As they accomplished the task of the phase one and then moved onto the phase two, Purja and his colleagues became more confident than before, though there were still unexpected obstacles here and there around them. In case of K2, another notorious summit in the Himalayas, they took much more risk for climbing that summit than expected, but they eventually succeeded, and that incidentally also happened to help other teams a lot. Around the time when they embarked on the phase three, the Chinese government happened to stand on their way, but they kept trying to persuade the Chinese government in one way or another, and the Chinese government finally allowed them to climb all of the three summits in Tibet.

And there was also a serious personal matter involved with Purja’s mother, who was not that well even before her son embarked on Project Possible. At one point, it seemed quite possible that Purja should abort his project for spending more time with her, but, despite her increasingly fragile physical condition, she told him to keep going as usual, and she did live long enough to see the eventual end of her son’s project.

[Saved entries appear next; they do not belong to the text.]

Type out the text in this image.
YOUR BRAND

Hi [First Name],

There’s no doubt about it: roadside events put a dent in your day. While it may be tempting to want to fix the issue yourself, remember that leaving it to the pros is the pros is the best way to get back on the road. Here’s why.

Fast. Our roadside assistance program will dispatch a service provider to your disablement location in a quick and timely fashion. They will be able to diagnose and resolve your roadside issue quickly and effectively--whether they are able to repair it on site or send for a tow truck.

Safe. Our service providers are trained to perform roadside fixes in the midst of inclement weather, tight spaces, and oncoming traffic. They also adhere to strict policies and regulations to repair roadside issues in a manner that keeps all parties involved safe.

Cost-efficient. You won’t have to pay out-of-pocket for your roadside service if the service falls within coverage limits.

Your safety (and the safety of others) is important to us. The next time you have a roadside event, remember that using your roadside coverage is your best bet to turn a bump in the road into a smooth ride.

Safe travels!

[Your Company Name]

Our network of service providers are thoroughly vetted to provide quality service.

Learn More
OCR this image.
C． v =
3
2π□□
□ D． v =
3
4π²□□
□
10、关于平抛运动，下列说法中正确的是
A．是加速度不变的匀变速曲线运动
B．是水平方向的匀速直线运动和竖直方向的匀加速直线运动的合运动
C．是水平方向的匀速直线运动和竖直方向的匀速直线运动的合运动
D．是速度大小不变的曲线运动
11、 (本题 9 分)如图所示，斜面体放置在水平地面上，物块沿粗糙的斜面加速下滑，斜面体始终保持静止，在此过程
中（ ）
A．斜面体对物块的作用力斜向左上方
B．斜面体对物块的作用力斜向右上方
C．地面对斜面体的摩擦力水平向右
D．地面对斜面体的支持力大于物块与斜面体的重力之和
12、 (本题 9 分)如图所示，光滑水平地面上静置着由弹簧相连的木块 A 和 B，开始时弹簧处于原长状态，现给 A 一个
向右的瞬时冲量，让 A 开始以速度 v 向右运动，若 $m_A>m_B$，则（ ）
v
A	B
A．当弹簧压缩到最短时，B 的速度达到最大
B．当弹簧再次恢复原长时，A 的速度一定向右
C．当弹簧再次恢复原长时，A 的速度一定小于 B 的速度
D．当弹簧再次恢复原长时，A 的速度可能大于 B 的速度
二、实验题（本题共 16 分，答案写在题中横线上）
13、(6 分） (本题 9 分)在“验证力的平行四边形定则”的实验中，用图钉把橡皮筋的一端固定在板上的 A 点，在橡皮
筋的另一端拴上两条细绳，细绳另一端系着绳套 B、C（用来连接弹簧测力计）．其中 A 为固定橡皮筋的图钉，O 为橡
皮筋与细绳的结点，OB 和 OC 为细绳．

The documentary comes to lose some of its narrative momentum as reaching to its expected arrival point, but it keeps holding our attention nonetheless under the competent direction of director/co-writer/co-producer Torquil Jones. Besides those obligatory shots showing us how huge and challenging those 14 summits look under the bright and clear blue sky, there are also lots of vivid and frightening moments captured during the climbings of Purja and his colleagues, and I must say I was often marveled by how they managed to record all these moments even though they also had to focus a lot on other things besides their safety during that time.

On the whole, “14 Peaks: Nothing Is Possible” is an engaging documentary which is often awe-inspiring and thrilling for a number of impressive moments to remember, and it also reminds me again of my longtime aversion to high places. Sure, I want to watch those summits of the Himalayas for myself someday, but, folks, please don’t ever force me to climb on them.